On the merits, it is to be said that the judge clearly indicated in the charge as given that he was discussing income and intent separately, and that positive findings on both were required for a finding of guilt. It is not reasonably to be concluded that his entirely proper and complete charge on intent was nullified by his entirely proper and complete, though distinct, earlier charge on the substantive facts. In the instructions on intent the jury was told that defendants were entitled to acquittal if *63they had, in good faith, believed that their tax liability was being elsewhere discharged. The judge’s failure to single out the particular piece of evidence on intent which the defendants stress was thus neither error nor prejudicial, regardless of the other evidence which he mentioned. See United States v. Goldstein, 2 Cir., 120 F.2d 485, affirmed Goldstein v. United States, 316 U.S. 114, 62 S.Ct. 1000, 86 L.Ed. 1312.

It is to be noted further that, since they received no sentence on the count involving the 1951 taxes, defendants will achieve nothing of practical value unless they can secure reversal of the other convictions and in actual fact of the one conviction involving the 1949 tax. But defendants do claim that the alleged error would also vitiate this conviction because, according to their theory, it deprived them of their defense on willfullness that use of the corporate device was not for tax economies, but was for the admitted, though not here accused, impropriety of concealing their wrongdoing from their employers. Further, they say, evidence as to their intent in 1951 would have a bearing on their intent in 1949. But actually the judge’s charge did cover this point, since he authorized the jury to “consider that these transactions clashed with the defendants’ duties to their employers as showing that they had a motive to conceal the transactions wholly apart from the motive to deprive the government of revenue.” This was in any event adequate to cover the point and to make unnecessary reversal for future exploration of it because of fear lest the jury may have overlooked this motive for concealment. Surely we should not assume such a lack of intelligence upon the part of the jurors as is needed to conclude that they must have disregarded both the orderly sequence and division of the judge’s charge, as discussed above, and also the direction to evaluate the defendants’ own proffered excuse.

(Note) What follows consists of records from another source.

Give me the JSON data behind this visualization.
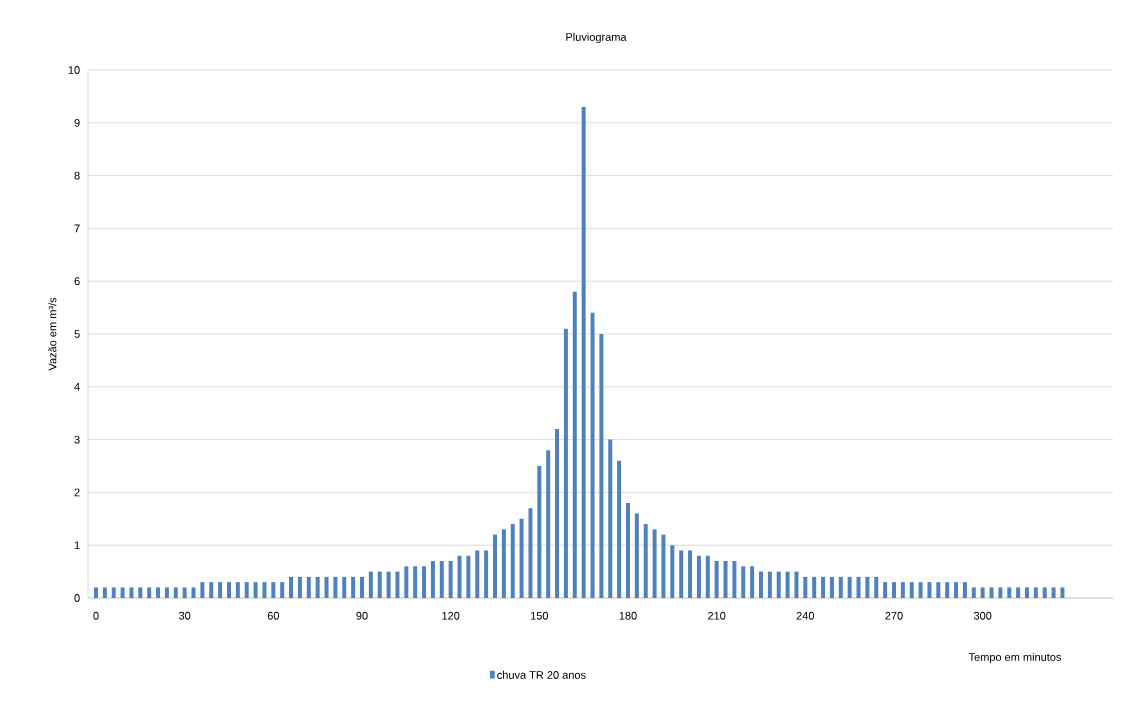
{
  "chart_data": {
    "type": "bar",
    "title": "Pluviograma",
    "xlabel": "Tempo em minutos",
    "ylabel": "Vazão em m³/s",
    "categories": [
      "0",
      null,
      null,
      null,
      null,
      null,
      null,
      null,
      null,
      null,
      "30",
      null,
      null,
      null,
      null,
      null,
      null,
      null,
      null,
      null,
      "60",
      null,
      null,
      null,
      null,
      null,
      null,
      null,
      null,
      null,
      "90",
      null,
      null,
      null,
      null,
      null,
      null,
      null,
      null,
      null,
      "120",
      null,
      null,
      null,
      null,
      null,
      null,
      null,
      null,
      null,
      "150",
      null,
      null,
      null,
      null,
      null,
      null,
      null,
      null,
      null,
      "180",
      null,
      null,
      null,
      null,
      null,
      null,
      null,
      null,
      null,
      "210",
      null,
      null,
      null,
      null,
      null,
      null,
      null,
      null,
      null,
      "240",
      null,
      null,
      null,
      null,
      null,
      null,
      null,
      null,
      null,
      "270",
      null,
      null,
      null,
      null,
      null,
      null,
      null,
      null,
      null,
      "300",
      null,
      null,
      null,
      null,
      null,
      null,
      null,
      null,
      null
    ],
    "series": [
      {
        "name": "chuva TR 20 anos",
        "color": "#4f81bd",
        "values": [
          0.2,
          0.2,
          0.2,
          0.2,
          0.2,
          0.2,
          0.2,
          0.2,
          0.2,
          0.2,
          0.2,
          0.2,
          0.3,
          0.3,
          0.3,
          0.3,
          0.3,
          0.3,
          0.3,
          0.3,
          0.3,
          0.3,
          0.4,
          0.4,
          0.4,
          0.4,
          0.4,
          0.4,
          0.4,
          0.4,
          0.4,
          0.5,
          0.5,
          0.5,
          0.5,
          0.6,
          0.6,
          0.6,
          0.7,
          0.7,
          0.7,
          0.8,
          0.8,
          0.9,
          0.9,
          1.2,
          1.3,
          1.4,
          1.5,
          1.7,
          2.5,
          2.8,
          3.2,
          5.1,
          5.8,
          9.3,
          5.4,
          5.0,
          3.0,
          2.6,
          1.8,
          1.6,
          1.4,
          1.3,
          1.2,
          1.0,
          0.9,
          0.9,
          0.8,
          0.8,
          0.7,
          0.7,
          0.7,
          0.6,
          0.6,
          0.5,
          0.5,
          0.5,
          0.5,
          0.5,
          0.4,
          0.4,
          0.4,
          0.4,
          0.4,
          0.4,
          0.4,
          0.4,
          0.4,
          0.3,
          0.3,
          0.3,
          0.3,
          0.3,
          0.3,
          0.3,
          0.3,
          0.3,
          0.3,
          0.2,
          0.2,
          0.2,
          0.2,
          0.2,
          0.2,
          0.2,
          0.2,
          0.2,
          0.2,
          0.2
        ]
      }
    ],
    "ylim": [
      0,
      10
    ],
    "yticks": [
      0,
      1,
      2,
      3,
      4,
      5,
      6,
      7,
      8,
      9,
      10
    ],
    "grid": "y",
    "legend": "bottom"
  }
}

None of the other assigned errors, largely concerned with the admissibility of evidence, merit more than passing comment. The challenged testimony of Kovner, Kelly, and Jones was admissible in the discretion of the trial judge, and was not unduly prejudicial to defendants. United States v. Johnson, 319 U.S. 503, 63 S.Ct. 1233, 87 L.Ed. 1546; United States v. Cantor, 2 Cir., 217 F.2d 536; United States v. Petrone, 2 Cir., 185 F.2d 334, certiorari denied 340 U.S. 931, 71 S.Ct. 493, 95 L.Ed. 672; Wolin v. United States, 4 Cir., 211 F.2d 770, certiorari denied 348 U.S. 819, 75 S.Ct. 30. There was no evidence that the allegedly perjured testimony of Bouchard and Ranne was known as such to the prosecution. Mooney v. Holohan, 294 U.S. 103, 55 S.Ct. 340, 79 L.Ed. 791, 98 A.L.R. 406; Tilghman v. Hunter, 10 Cir., 167 F.2d 661. Bouchard’s testimony on the stand supplemented rather than contradicted the testimony he had given before the grand jury, and did not require the production of the grand jury minutes. The judge did not exceed the bounds of his discretion in limiting the cross-examination of some of the prosecution’s witnesses. Alford v. United States, 282 U.S. 687, 51 S.Ct. 218, 75 L.Ed. 624; District of Columbia v. Clawans, 300 U.S. 617, 57 S.Ct. 660, 81 L. Ed. 843; United States v. Rosenberg, 2 Cir., 195 F.2d 583, certiorari denied Rosenberg v. United States, 344 U.S. 838, 73 S.Ct. 20, 97 L.Ed. 687; United States v. Quinn, 2 Cir., 124 F.2d 378.

Convictions affirmed.






Concurrence Opinion

FRANK, Circuit Judge,

concurring:

I concur in the result and in all of the court’s opinion except that I do not agree to what would be the effect upon convictions for previous years if we were to reverse the conviction for 1951 because of the charge in regard to intent. I am reluctant to concur on that point which I think we should not and need not discuss, because we have concluded there is no basis for reversing the conviction for 1951.